Chicago native Petito found what he wanted in west Omaha
Career record: 303-142
Playoff appearances: 24
State titles: 5 (A, 2003; A, ’05; A, ’12; A, ’15)
State runner-up: 3 (A, 2002; A, ’04; A, ’07)
Going into his 35th season as Millard North’s head football coach, it would seem like that this is the only job Fred Petito ever wanted in his career.
Coming out of Mount Carmel High School on the south side of Chicago in 1970, Petito thought he was going to be a Chicago cop.
Then Petito was recruited to play football at Hastings College, and that was the start of a journey that would eventually make him one of the most successful high school football coaches in state history.
He spent two years as an assistant football coach at Hastings St. Cecilia, then three years in Bowling Green, Kentucky, as an assistant before moving to Omaha to work at Omaha Cathedral in 1979 and ’80.
One of his former teammates at Hastings College, Scott Koch, was already in administration in the Millard School System and suggested looking into jobs there, especially with a new high school scheduled to open.
Petito obviously has found a home.
“I guess I decided this was a good place, west Omaha,” Petito said. “I had some opportunities to move, I almost took a job in Victoria, Texas, in 1989 or 90, but I said, ‘No.’ The competition is extremely good around here, the young people are invested in the program. I wanted to see what we could do.”

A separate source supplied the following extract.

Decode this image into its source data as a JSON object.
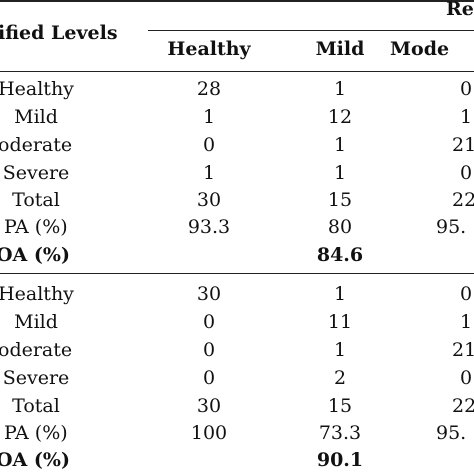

What the Mustangs have done is qualify for the playoffs 22 of the last 23 years, win five Class A state titles and take runner-up three more times. They’ve been the most consistent Class A program in the state during that stretch with teams that play physical up front on both sides of the ball in a quarterback-based option attack that has been difficult for opponents to stop.
“We’re going to get on the balls our feet and we’re going to attack you,” Petito said. “We’ll get into sets that will spread the field and then let the quarterback make reads at the line of scrimmage. Our quarterback has to be a pretty good guy. He gets you out of dead plays and he gets you where you need to be. He has to be a threat.”
One of the products of that option game was Eric Crouch, the 2001 Heisman Trophy winning quarterback from Nebraska.
“That was quite a trip coaching him,” Petito said about coaching Crouch in the mid-90s. He also had Seth Olsen, a former All-American offensive lineman at Iowa who played four seasons in the NFL.
“When Eric got to Nebraska, we altered our coaches’ meetings on Saturday so we could watch him,” he added.
At 66, Petito still runs 2½ to 4 miles per day and has not cut his schedule back at all as a physical education teacher at the school.
“I still enjoy being around the kids and working with them,” Petito said. “We started 10 sophomores last year, so I’m excited to see what that group can do now as juniors this season. They play with grit and they’ve grown up. They’ve always played hard, but now with some experience, they’re also playing smart.”